Roma music festival reaches audiences in Europe, USA
Bec Lavelle never would have guessed 12 weeks ago that organising a music festival in Roma would be one of her proudest achievements.
The renowned country singer, famous for her soundtrack for McLeod’s Daughters incredibly managed to invite 14 artists to come along to the event at The Club Hotel on Saturday and Sunday, March 6 and 7 which included Darlinghurst, Jayne Denham, Melody Moko, Pete Denahy, Teak, and more.
Ms Lavelle, 40, said even though not everyone in Roma had heard of all the artists, the festival gave the community something new to listen to.
“It’s just the first year of the festival,” she said.
“It’s trying to integrate ourselves into Roma and just let them know that we’re here, we’re hardworking and we’re just sort of ready to put on an annual event.”
The Kirstin Albeck Memorial 9s match on Saturday and the wet weather on Sunday may have impacted the turnout, but they were still able to sell hundreds of tickets and allow free entry on Sunday night for the indoor event.
But she says it was a really great foundation and is very keen on getting the ball rolling for next year.
There’s even interest from 30 or 40 new artists for the 2022 event.
“I think there’ll be an amazing step up next year,” she said.
“There’s some amazing feedback and even just meeting the locals that came and bought a ticket, they were very thankful we brought it to Roma.”
Ms Lavelle and her partner and event director Mathew Reynolds travelled over 20,000km to surrounding towns to promote the event to locals and businesses in Emerald, Charleville, St George, Goondiwindi, and other towns.
Mr Reynolds said the event has been livestreamed across the world with viewers tuning in from the Netherlands, Germany and the United States.
“Like the birth of any new event, there’s always hurdles,” he said.
“Every problem has a solution - just a matter of finding it.”
He said the best thing about the festival is being able to give more attention to Roma.
But driving the last leg in from Toowoomba, he said his favourite parts of the road to Roma are the Miles Historical Village and Calico Cottage in Wallumbilla.
“Barry and Felicity (Waldron, Club Hotel Owners) have been absolutely amazing. They’ve gone above and beyond to help us bring all this together.”
Headline act Darlinghurst flew from Melbourne and drove in from Brisbane on March 7 to perform at the event.
Band members Pagan Newman, Cassie Leopold, Matt Darvidis, and Jason Resch were all excited to be able to play.
“The country music scene is like family so we’re pretty happy to be among it,” Cassie said.
“It’s nice to be on tour again, we spent a lot of time locked in our houses so being out and about is awesome,” Matt said.
They said they’ve had to have a lot of Zoom calls to practice and write songs during the Victorian lockdowns last year.
Their favourite part of the road to Roma were the corn fields along the Warrego Highway.
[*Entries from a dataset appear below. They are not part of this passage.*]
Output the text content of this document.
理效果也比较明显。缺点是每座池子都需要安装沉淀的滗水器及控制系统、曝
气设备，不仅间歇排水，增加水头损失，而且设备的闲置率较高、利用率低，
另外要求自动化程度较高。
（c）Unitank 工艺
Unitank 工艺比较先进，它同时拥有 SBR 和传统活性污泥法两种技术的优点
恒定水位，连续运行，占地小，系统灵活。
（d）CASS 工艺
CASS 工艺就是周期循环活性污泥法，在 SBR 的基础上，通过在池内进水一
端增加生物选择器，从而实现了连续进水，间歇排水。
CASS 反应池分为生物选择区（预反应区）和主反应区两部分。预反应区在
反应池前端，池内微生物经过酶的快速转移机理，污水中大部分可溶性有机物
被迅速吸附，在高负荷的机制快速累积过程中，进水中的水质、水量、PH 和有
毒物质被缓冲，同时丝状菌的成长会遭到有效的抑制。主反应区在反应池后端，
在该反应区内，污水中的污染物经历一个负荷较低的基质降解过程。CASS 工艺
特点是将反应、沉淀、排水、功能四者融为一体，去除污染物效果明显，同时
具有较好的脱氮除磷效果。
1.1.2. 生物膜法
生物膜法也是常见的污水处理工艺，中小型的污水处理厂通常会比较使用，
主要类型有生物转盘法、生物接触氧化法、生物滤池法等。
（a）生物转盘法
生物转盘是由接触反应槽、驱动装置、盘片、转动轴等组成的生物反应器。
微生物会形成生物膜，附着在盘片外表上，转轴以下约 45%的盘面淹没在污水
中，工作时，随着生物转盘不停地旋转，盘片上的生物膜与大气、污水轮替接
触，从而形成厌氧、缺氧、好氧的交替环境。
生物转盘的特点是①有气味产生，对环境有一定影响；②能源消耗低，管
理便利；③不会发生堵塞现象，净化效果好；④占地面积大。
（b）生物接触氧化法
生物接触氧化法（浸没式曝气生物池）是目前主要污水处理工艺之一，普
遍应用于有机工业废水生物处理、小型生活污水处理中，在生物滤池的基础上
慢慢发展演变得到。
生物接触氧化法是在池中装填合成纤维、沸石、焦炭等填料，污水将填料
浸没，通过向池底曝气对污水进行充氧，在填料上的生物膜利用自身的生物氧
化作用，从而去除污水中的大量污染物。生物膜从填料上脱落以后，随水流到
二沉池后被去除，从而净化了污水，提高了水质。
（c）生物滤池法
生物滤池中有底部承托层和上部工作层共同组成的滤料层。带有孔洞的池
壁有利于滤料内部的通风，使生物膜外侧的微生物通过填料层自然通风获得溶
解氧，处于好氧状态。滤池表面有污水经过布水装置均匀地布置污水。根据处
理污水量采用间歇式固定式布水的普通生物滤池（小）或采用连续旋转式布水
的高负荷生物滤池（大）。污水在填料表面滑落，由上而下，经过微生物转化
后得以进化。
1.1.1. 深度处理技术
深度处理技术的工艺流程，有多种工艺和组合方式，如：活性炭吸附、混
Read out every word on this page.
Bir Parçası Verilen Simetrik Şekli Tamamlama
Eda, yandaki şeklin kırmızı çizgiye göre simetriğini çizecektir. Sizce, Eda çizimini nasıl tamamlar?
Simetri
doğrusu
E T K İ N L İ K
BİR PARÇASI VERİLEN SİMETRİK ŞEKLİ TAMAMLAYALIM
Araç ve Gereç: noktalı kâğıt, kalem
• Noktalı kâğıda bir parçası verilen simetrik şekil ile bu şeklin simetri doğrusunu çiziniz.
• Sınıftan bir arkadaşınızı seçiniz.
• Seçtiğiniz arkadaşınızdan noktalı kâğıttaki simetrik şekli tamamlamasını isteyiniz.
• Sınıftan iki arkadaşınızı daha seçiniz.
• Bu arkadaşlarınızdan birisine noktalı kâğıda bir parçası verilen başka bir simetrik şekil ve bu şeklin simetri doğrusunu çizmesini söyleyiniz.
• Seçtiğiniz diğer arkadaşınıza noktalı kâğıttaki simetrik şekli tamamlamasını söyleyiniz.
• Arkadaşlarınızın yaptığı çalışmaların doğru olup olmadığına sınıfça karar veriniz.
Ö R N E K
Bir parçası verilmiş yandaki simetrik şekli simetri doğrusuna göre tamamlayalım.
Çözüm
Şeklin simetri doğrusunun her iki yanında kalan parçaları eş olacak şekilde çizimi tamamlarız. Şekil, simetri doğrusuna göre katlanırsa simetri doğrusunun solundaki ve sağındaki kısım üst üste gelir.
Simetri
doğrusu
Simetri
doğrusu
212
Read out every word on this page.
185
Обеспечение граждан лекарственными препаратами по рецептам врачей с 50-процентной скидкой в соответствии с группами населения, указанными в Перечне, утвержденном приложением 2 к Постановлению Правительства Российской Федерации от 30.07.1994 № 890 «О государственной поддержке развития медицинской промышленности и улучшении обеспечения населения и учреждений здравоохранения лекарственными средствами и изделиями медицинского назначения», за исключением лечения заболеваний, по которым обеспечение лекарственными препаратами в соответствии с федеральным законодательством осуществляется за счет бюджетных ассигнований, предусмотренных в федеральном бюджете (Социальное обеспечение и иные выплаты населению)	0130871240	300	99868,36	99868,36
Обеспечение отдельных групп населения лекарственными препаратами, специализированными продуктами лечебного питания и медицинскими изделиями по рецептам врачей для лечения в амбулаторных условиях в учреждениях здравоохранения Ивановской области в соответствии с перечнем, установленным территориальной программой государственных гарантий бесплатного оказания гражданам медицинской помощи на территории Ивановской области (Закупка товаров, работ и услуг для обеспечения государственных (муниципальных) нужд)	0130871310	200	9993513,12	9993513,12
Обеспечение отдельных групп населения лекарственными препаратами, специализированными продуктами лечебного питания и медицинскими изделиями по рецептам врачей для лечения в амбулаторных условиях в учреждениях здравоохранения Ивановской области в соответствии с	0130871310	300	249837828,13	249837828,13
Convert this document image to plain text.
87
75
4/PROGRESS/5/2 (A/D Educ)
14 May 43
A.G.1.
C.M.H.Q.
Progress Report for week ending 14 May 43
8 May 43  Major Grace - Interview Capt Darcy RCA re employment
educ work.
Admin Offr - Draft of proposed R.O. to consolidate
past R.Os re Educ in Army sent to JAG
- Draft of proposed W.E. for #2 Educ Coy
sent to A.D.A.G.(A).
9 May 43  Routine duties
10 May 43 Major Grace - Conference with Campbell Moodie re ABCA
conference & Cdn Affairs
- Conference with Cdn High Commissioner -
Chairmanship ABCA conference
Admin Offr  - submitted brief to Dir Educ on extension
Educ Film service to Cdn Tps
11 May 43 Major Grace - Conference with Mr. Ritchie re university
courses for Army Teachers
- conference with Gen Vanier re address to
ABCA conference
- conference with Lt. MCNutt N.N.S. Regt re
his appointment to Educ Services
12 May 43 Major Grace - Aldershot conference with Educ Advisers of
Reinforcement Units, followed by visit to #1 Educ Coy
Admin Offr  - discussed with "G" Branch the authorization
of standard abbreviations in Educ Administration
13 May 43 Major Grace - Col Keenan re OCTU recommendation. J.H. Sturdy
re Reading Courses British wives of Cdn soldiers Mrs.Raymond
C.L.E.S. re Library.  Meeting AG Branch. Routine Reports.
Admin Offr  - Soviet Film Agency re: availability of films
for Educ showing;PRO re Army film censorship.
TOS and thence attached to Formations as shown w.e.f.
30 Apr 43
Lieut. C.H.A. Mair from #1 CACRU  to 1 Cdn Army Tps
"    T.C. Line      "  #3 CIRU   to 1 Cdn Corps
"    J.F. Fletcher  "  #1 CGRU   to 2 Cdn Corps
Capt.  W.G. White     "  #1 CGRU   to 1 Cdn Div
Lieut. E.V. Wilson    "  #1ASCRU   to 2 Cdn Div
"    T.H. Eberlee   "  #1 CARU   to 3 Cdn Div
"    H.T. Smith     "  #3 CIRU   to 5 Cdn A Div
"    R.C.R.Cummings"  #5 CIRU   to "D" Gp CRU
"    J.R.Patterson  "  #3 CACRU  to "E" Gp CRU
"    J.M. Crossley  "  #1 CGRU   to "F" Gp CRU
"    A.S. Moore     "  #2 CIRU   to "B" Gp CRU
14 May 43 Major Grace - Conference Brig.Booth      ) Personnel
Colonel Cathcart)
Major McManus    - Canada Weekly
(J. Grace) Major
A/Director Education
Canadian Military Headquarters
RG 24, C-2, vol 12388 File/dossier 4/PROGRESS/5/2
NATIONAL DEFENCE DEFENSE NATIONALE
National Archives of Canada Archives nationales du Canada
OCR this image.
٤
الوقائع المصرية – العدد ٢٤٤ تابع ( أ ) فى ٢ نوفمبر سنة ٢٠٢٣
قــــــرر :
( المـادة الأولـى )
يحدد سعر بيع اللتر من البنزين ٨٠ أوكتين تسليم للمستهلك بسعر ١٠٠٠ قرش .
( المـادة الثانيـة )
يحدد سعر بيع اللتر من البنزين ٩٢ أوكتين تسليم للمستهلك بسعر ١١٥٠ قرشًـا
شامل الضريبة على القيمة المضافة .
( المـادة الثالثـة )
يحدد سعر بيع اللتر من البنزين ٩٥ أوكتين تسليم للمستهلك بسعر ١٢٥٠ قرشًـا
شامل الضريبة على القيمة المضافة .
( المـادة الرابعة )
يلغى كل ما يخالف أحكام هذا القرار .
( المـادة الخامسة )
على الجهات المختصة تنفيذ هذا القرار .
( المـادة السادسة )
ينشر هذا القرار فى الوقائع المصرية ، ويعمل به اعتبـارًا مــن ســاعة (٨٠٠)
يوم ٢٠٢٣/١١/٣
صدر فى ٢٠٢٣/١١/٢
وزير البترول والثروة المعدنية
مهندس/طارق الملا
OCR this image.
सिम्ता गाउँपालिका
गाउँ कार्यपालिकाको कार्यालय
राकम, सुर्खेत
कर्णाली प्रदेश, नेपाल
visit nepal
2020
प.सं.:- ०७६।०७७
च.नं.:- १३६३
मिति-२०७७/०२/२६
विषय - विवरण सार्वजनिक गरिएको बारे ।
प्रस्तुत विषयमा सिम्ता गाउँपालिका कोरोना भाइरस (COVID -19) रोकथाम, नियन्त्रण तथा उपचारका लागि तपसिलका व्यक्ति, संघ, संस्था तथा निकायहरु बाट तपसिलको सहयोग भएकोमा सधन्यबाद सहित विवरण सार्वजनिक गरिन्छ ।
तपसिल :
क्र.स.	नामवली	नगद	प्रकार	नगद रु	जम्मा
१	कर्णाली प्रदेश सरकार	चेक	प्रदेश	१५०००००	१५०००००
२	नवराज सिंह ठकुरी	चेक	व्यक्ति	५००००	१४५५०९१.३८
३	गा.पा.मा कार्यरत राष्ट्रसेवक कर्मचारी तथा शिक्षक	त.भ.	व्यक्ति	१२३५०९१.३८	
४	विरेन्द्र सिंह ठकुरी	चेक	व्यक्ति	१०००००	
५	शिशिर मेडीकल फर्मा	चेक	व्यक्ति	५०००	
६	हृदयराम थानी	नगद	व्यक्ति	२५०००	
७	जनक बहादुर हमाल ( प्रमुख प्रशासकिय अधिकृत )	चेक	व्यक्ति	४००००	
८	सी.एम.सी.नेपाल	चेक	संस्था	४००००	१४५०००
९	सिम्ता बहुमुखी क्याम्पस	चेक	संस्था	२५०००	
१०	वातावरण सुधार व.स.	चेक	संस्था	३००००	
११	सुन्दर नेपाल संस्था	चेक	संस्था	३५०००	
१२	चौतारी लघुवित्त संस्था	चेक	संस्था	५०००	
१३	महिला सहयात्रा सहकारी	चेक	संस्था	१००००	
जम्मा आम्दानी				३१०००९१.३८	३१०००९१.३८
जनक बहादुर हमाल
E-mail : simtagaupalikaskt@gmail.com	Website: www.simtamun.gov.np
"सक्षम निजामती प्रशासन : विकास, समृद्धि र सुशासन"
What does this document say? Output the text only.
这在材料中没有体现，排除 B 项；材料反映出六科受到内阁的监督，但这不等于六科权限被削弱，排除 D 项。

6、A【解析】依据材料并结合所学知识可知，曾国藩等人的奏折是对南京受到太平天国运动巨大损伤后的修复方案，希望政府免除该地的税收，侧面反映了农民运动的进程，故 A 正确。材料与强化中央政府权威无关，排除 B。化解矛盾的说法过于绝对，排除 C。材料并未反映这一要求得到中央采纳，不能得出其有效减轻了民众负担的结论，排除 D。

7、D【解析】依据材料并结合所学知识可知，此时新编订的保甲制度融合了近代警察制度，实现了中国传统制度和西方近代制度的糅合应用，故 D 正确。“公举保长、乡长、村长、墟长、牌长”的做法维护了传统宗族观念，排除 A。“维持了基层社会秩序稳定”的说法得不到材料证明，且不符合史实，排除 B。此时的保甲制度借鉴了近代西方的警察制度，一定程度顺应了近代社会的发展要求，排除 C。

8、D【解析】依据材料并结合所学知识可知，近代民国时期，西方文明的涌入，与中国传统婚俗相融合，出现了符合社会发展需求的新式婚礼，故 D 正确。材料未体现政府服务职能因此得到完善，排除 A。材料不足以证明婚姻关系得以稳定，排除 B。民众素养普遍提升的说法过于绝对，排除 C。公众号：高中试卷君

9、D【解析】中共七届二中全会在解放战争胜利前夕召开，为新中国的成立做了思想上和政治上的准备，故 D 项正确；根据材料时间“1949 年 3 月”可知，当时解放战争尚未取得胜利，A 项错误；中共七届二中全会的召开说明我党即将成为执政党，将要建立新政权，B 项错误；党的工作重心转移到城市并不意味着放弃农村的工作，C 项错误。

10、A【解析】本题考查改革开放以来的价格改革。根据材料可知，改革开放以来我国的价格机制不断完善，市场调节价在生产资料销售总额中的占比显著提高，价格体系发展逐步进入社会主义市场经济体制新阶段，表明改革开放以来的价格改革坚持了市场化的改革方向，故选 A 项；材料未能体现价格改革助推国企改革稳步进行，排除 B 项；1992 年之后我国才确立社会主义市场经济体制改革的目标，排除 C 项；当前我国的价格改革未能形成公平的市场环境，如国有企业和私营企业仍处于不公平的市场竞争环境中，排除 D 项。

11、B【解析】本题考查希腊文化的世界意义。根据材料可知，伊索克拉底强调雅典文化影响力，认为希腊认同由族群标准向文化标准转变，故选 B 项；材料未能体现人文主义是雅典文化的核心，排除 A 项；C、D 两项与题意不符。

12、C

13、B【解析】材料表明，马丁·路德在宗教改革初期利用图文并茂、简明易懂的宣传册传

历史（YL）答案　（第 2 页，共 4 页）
“We flew into Brisbane, then all I know is we took a highway starting with W,” Pagan said.
They said the countryside is beautiful and they can realise that after taking the drive.
Central Queensland musician Teak has always been exposed to music through her grandfather.
The Emerald woman usually only goes to Roma to stop at McDonalds on the way to Brisbane, but she’s now make the four hour trek to be able to play for an audience on the other side of the Carnarvons.
“This is actually the first time I’ve played my songs with a band,” she said, usually releasing songs online.
“It was an amazing experience for me to have everyone from Roma here but being able to do that as well is a bonus.”
She’s usually ‘flat out’ playing at pubs and cafes in Central Queensland and enjoys being able to play for the locals.
Andrew Swift drove from Melbourne to Roma via Surat, saying he gets excited to see the wild emus.
“I love driving through the little towns and I love being on the road,” he said.
“Being from Melbourne, it’s been a long 12 months stuck at home.”
Andrew was very fascinated by the bottle trees in town and never knew anything about it before coming to Roma.
He said he started off in a pop/punk band with his mates from school, but he started doing his own music and people said it’s got a country vibe.
“My immediate, defensive response is always ‘don’t use that C word with me’.”
He then embraced it in 2015 and worked his way up to being a grand finalist in Tamworth in 2017.
He said the highlight of his career was winning the Golden Guitar award.
Ingrid Mae said the best part of being a musician is being able to play in the little outback pubs.
She said it’s good to see Ms Lavelle trying to bring back to the community because it gives Ingrid and other artists an opportunity to come to the outback.